Italian painter (1754–1831)

Francesco Manno (20 December 1754 – 18 June 1831) was an Italian painter and architect of the Neoclassical style.

==Biography==
Born at Palermo, where he was originally a goldsmith, but later devoted himself to painting, working along his older brothers, the painters Antonio and Vincenzo Manno. In 1786 he moved to Rome, initially working under Pompeo Batoni. then in the studio of Francesco Preziado de la Vega. Manno became the Secretary of the Accademia di San Luca. On 13 July 1794 he became a member of the Accademia dei Virtuosi del Pantheon.
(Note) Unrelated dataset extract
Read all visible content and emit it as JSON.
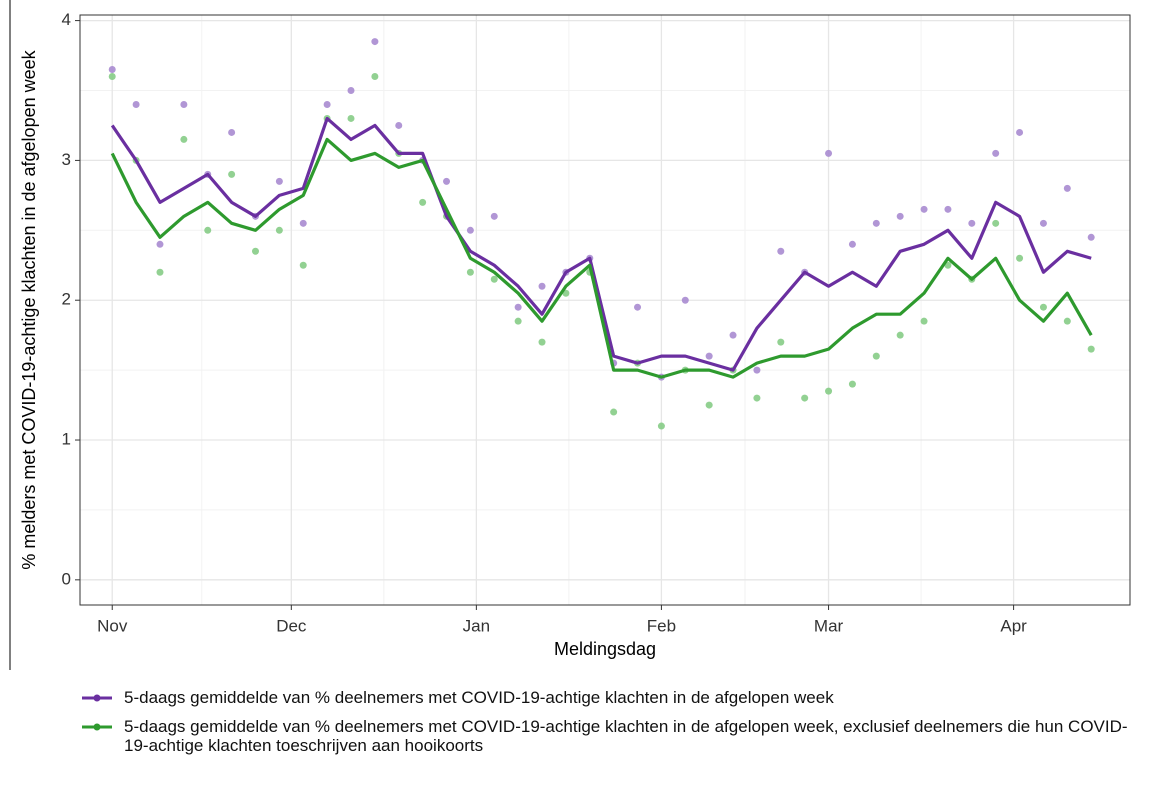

Favored by Pope Pius VI, Manno was appointed Painter of the Sacred Apostolic Buildings in 1800. He died in Rome in 1831.

== Major works ==
- Santi Apostoli: painting of "Descent of the Cross"
- Palazzo Altieri (1793): overdoor panels
- San Lorenzo in Lucina (1808): paintings celebrating the "Canonization of Saint Francis Caracciolo" and on decorations in the Chapel of Alaleona Ruspoli.
- Quirinal Palace (1812–1823): ceiling fresco in the Sala degli Ambasciatori (1822-3), depicting the Judgement of Solomon, with two flanking allegorical tondi.
- Santi Vincenzo e Anastasio a Trevi (1818): frescoes of the church vault.
- Palazzo Arcivescovile, Monreale (1830): frescoes of some rooms.